The format of resits will be determined by the Board of Examiners
|Written Examination||45||1||A||20||CAA multiple choice|
|Portfolio||1||M||40||To be submitted teaching week 9 - 1600 words|
|Portfolio||1||M||40||To be submitted teaching week 12 - 1600 words|
Assessment Rationale And Relationship
•The computer aided assessment (CAA) tests student learning on the introductory components of the module (lectures 1 and 2). This is a multiple choice test, which allows students to see whether they have grasped key concepts, and to reflect on whether they have started to do enough reading for the module. Students sit this test in teaching week 6.

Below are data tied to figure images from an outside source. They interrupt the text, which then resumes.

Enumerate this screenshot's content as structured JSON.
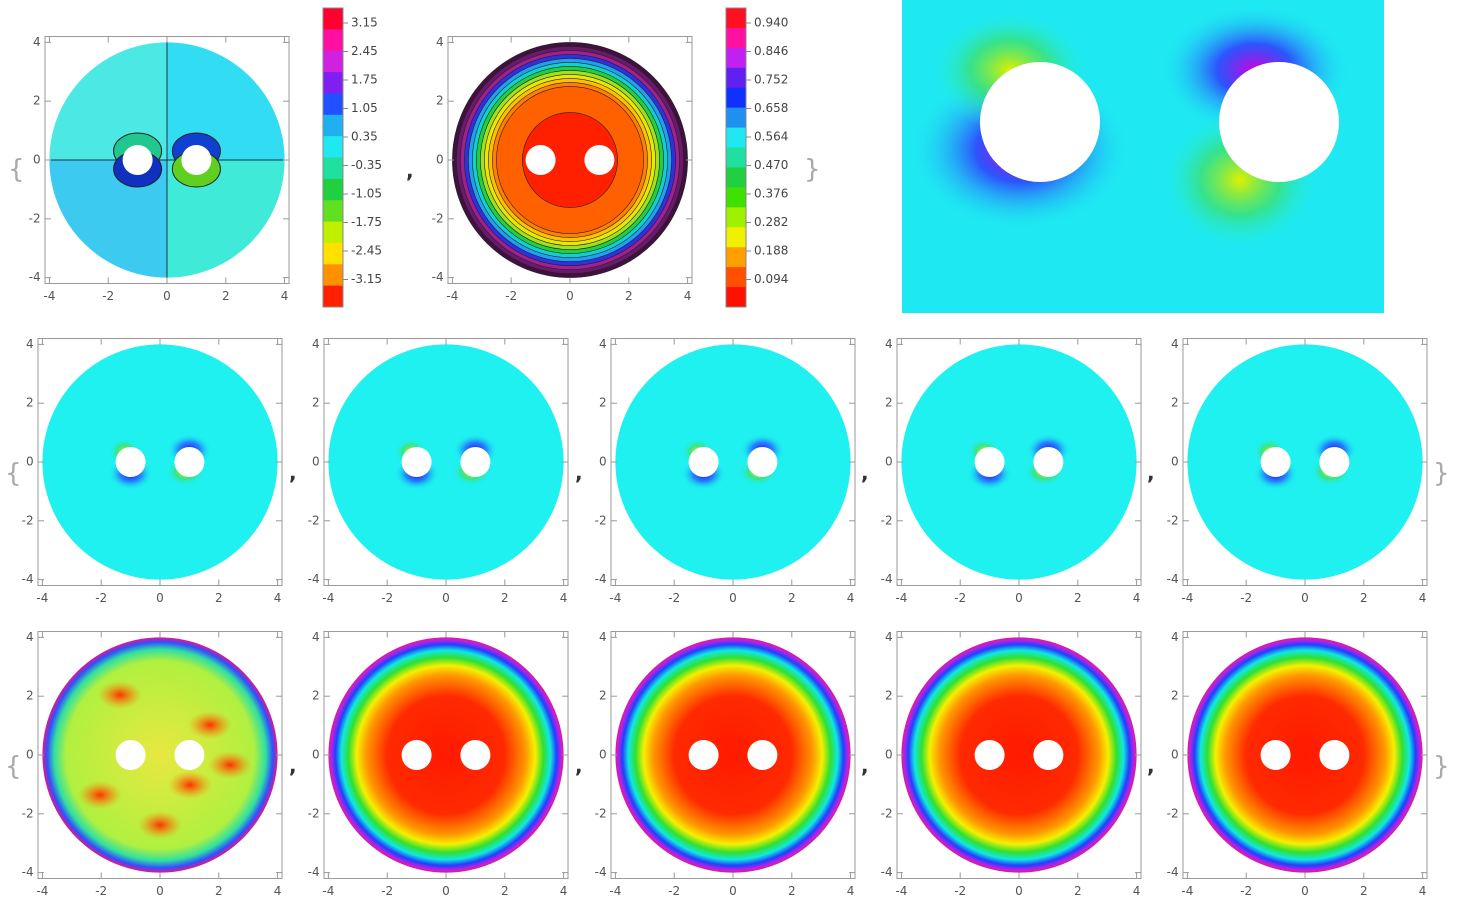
{
  "axis_ticks": [
    -4,
    -2,
    0,
    2,
    4
  ],
  "legend_1": [
    "3.15",
    "2.45",
    "1.75",
    "1.05",
    "0.35",
    "-0.35",
    "-1.05",
    "-1.75",
    "-2.45",
    "-3.15"
  ],
  "legend_2": [
    "0.940",
    "0.846",
    "0.752",
    "0.658",
    "0.564",
    "0.470",
    "0.376",
    "0.282",
    "0.188",
    "0.094"
  ],
  "punctuation": {
    "open": "{",
    "close": "}",
    "separator": ","
  }
}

• The portfolio on quantitative methods asks students to write on a continuous project built up over the course of the sessions on quantitative approach, using methods and techniques introduced in lectures. This assessment is designed to test students on their understanding of the concepts and techniques of quantitative approach introduced in this module and applying these techniques critically to real-world datasets. The report requires students to engage with relevant literatures, drawing both on textbooks and research articles, and asks students to construct an argument through hypotheses testing and synthesising ideas from different sources. Students submit the report in teaching week 9.

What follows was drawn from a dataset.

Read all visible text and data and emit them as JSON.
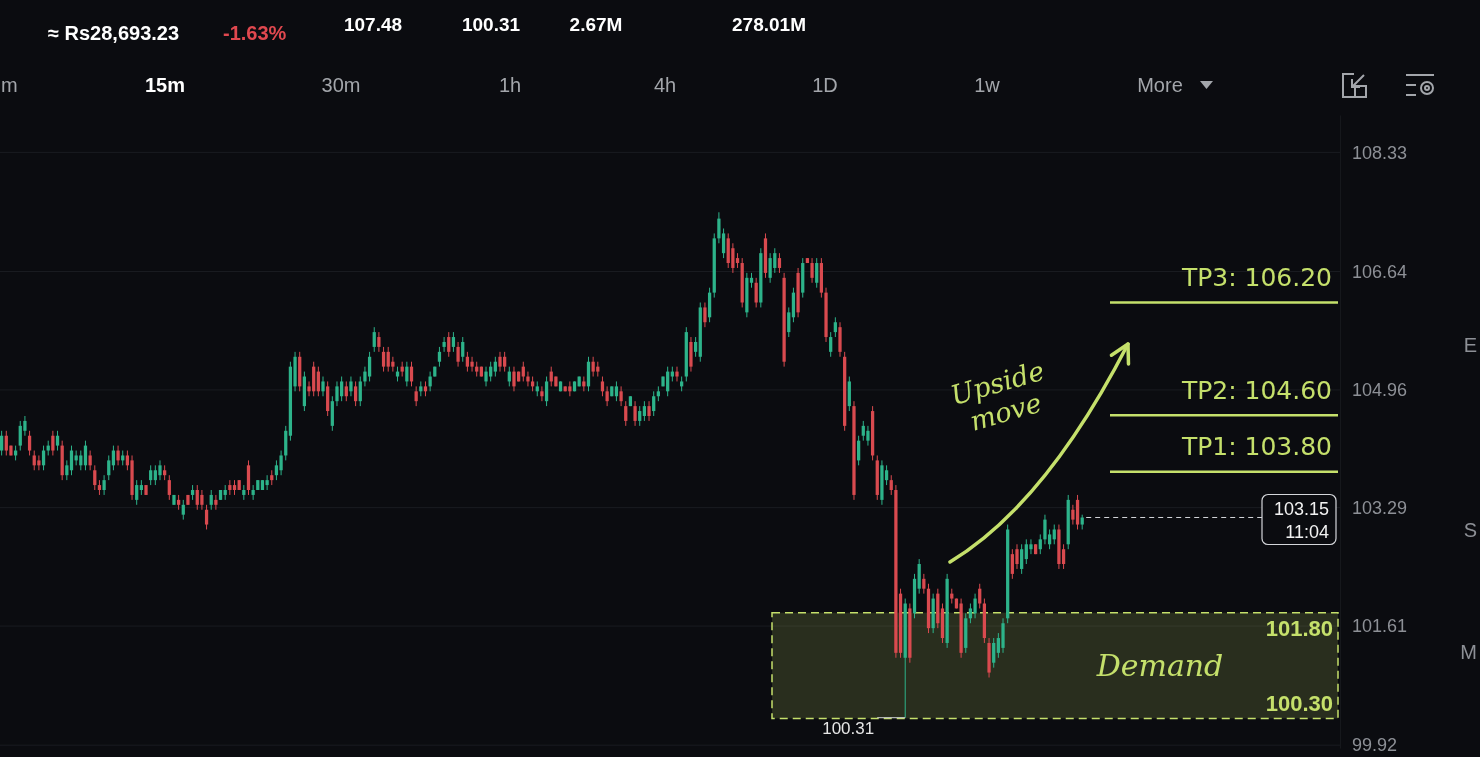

• The portfolio provides students with the opportunity to explore two (out of a possible five) different research methods, asking them to consider the specificity of that method, the practicalities of conducting research using that method (for which they draw on exercises conducted during small group teaching) and on their understanding of specific aspects of that method. Total portfolio length is 1600 words. Students submit the essay in teaching week 12, at the end of the Semester.